Contestability pt2 Flashcards
Hit and run entry
When a business enters an industry to take advantage of temporarily high market profits
Sunk costs
These are costs that cant be recovered if a business leaves an industry. This makes markets less contestable.
Sunk costs explained
-High sunk costs act as a barrier to entry of new firms because they risk making significant losses is they exit.

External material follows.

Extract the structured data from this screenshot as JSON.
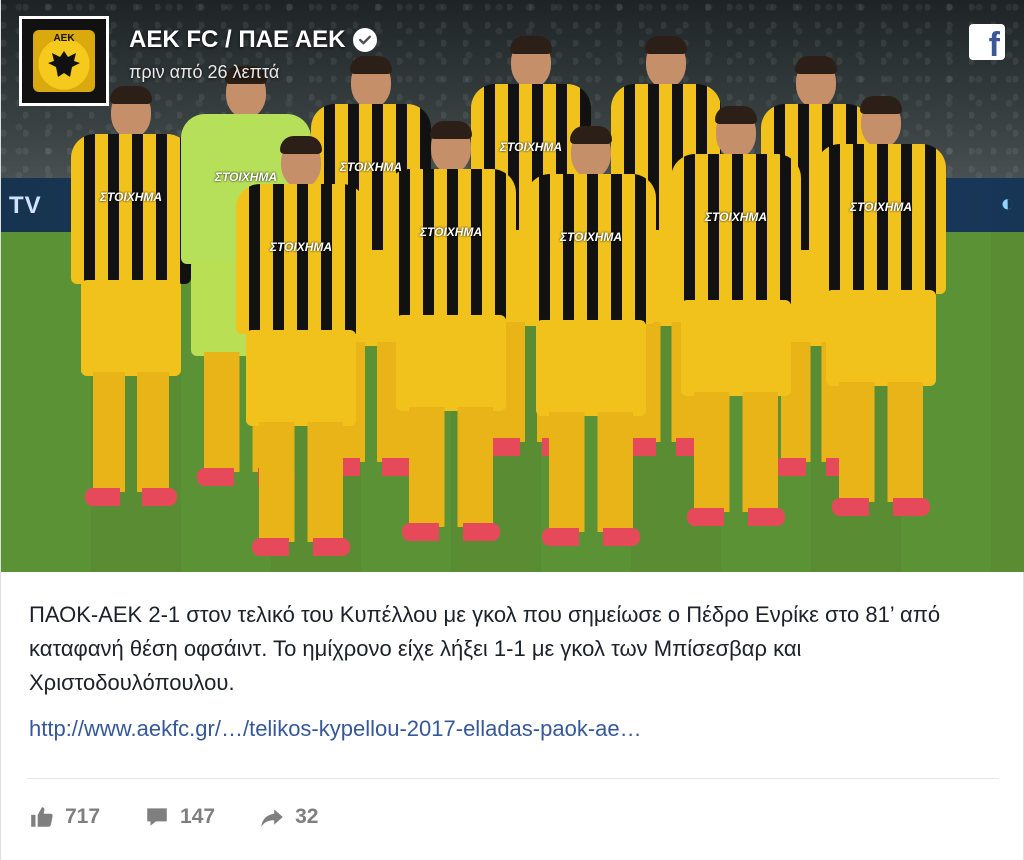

-In markets, such as fast food restaurants, they have low sunk costs so barriers to exit are low and contestability is high
Core examples of sunk costs
-Asset write offs e.g. writing off the value of machinery
-Closure or project cancellation costs including redundancy costs, bad debts and more
-Loss of business reputation and goodwill
Key barriers to market contestability
-Internal EOS
-Strength of customer brand loyalty
-Control of important technologies
-Expertise and reputation
-Vertical integration
What is vertical intergration
When a company takes control of more than one stage of its production or supply chain. Instead of relying on other companies for materials, production and distribution, the company does it itself
Strengths of vertical intergration
This helps businesses improve efficiency, reduce costs and have greater control of their products and services.
Cost advantages of established businesses
A firm may have a big cost advantage of established businesses due to vertical integration, higher customer loyalty, monopsony power and more.
What is monopsony power
This occurs when there is only one buyer in the market, giving them significant control over the prices and the terms of purchase from suppliers.